"Tiroler Tageszeitung" Kommentar: "Stoiber in der Krise" (Von Frank Staud)

Ausgabe vom 15. Jänner 2007

Innsbruck (OTS) - So schnell geht es in der Politik. 2003 fuhr Edmund Stoiber in Bayern mit 60,4 Prozent einen Kantersieg ein. Mit diesem Ergebnis setzte er auch seine beiden Amtskollegen in Tirol und Südtirol unter Druck. Denn dort wurde nur wenig später gewählt. Heute wäre eine absolute Mehrheit schon ein Erfolg.

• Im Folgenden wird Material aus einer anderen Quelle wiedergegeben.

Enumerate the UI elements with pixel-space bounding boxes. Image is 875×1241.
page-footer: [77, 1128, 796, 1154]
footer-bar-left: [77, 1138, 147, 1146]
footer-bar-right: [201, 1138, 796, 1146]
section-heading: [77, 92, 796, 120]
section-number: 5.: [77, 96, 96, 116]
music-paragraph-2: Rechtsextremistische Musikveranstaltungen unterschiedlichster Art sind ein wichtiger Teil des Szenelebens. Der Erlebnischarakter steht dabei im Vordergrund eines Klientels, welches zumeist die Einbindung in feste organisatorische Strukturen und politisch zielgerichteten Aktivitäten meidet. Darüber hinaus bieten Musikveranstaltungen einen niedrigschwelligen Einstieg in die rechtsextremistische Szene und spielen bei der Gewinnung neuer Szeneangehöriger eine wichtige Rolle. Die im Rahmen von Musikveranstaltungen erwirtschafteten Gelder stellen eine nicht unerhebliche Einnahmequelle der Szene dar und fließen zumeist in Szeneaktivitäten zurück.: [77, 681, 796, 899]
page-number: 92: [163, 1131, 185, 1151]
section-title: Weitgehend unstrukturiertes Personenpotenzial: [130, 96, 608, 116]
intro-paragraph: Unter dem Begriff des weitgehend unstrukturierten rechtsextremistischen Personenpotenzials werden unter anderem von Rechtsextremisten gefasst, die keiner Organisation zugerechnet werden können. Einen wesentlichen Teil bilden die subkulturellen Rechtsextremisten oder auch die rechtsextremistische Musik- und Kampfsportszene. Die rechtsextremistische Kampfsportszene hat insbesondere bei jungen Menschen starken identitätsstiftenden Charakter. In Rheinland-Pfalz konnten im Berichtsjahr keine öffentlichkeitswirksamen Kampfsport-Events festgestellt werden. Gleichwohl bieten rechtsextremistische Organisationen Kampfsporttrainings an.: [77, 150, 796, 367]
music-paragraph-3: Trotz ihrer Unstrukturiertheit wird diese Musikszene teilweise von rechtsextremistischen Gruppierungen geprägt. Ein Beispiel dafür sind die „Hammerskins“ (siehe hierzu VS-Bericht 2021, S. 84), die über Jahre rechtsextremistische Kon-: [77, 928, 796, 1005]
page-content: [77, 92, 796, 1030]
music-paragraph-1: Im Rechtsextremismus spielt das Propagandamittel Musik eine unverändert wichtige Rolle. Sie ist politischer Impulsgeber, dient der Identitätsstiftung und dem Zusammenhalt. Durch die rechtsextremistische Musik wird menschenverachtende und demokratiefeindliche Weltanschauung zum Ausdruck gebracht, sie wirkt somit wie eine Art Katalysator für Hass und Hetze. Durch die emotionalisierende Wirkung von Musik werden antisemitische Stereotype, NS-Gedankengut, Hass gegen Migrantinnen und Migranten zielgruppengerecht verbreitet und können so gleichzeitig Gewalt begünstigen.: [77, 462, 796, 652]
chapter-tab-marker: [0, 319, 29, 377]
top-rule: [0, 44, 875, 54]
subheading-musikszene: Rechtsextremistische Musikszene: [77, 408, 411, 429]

Nach Angela Merkels Wahlsieg gegen Gerhard Schröder 2005 standen Stoiber alle Türen offen. Er entschied sich zunächst Superminister zu werden. In München begann die Nachfolgediskussion. Als sich das Match auf ein Duell zwischen Günther Beckstein und Erwin Huber zuspitzte, folgte der Paukenschlag.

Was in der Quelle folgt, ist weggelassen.